Volver is a Spanish drama film directed by acclaimed director Pedro Almodovar and features famous actress such as Penelope Cruz and Carmen Maura. It was nominated for awards in Cannes and also received recognition in the media. With this movie being so renowned, we are here to make sure that it’s not overhyped just because of its cast and director choice. So is Volver really such a great film that does not depend on an abstract theme? Read on below to find out!
(This review is as spoiler-free as possible, however, there might still be some minor spoilers due to the necessity of it to write the review)
Raimunda is a woman who has to work hard to feed her poor family and also raising her daughter in Madrid. However, unfortunate things start to happen that forces her to find a way to protect her daughter. At the same time, a tragedy from the past begins to haunt her back and both seem to link indirectly. Will she be able to cope through and uncover the secret from the past?
I love how the narrative is unfolding through the film brilliantly. Each event that occurs keeps you hooked to find out the truth behind the tragedy. Also, the director manages to create a compelling story that is also relatable to the audiences, which leaves me impressed.

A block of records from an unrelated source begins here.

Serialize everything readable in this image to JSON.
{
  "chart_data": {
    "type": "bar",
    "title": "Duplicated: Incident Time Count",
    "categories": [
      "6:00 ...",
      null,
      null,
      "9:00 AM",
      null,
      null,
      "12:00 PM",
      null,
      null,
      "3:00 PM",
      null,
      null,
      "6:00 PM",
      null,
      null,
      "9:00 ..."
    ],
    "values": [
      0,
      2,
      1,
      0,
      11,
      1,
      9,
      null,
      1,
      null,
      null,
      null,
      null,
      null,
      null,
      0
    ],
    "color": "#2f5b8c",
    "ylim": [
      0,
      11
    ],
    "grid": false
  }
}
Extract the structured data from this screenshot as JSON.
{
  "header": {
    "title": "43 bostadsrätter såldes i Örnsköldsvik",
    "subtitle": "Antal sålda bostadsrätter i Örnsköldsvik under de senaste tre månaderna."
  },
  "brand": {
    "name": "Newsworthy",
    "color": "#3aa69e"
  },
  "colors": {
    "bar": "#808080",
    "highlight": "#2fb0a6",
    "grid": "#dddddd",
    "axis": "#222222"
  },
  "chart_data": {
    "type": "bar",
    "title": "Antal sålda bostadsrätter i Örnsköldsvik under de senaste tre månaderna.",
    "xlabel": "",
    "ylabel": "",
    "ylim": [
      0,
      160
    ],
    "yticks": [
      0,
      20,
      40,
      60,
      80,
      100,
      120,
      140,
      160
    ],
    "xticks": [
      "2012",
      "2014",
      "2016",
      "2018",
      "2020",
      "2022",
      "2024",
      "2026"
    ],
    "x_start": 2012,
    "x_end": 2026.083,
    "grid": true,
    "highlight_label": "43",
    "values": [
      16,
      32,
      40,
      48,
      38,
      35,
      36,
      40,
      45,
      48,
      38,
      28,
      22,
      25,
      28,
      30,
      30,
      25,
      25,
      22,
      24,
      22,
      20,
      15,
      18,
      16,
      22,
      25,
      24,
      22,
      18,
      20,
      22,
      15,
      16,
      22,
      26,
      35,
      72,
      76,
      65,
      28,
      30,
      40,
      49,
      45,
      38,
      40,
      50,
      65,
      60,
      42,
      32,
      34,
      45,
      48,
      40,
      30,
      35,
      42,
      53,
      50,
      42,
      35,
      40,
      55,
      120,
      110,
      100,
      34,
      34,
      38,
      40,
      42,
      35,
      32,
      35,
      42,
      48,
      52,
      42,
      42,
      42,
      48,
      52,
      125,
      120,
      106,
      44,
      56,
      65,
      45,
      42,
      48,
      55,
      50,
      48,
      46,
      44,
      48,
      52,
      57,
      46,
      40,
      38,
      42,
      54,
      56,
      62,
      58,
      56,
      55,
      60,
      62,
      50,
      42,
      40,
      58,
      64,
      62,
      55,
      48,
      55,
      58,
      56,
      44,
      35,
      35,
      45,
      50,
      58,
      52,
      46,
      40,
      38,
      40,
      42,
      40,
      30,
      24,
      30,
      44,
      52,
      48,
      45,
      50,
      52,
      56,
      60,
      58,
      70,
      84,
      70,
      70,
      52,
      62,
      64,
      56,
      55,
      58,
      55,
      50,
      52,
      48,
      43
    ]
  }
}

At the same time, the usage of mystery with slight horror atmosphere makes a tense yet interesting way to tell the story and keeps the story flowing. The pacing is almost perfect, where bad things happen early in the film and the mystery is sustained throughout the movie. It is only when nearing the middle-end that it kind of drags a bit, but overall the pacing is excellent for this two-hour film.
Characters are full of personalities and the performance of Penelope in her role is almost perfect. She is able to capture that emotion, body languages and characteristics of a struggling mother that is hiding her pain deep in her heart but still tries to act normal. Other characters also receive enough screen time and each of them plays important role in the story, even the minor characters. Lastly, the music and soundtracks fit the movie and the theme song that is played in the middle portion captures the feeling of sadness that is kept away intentionally. Just brilliant!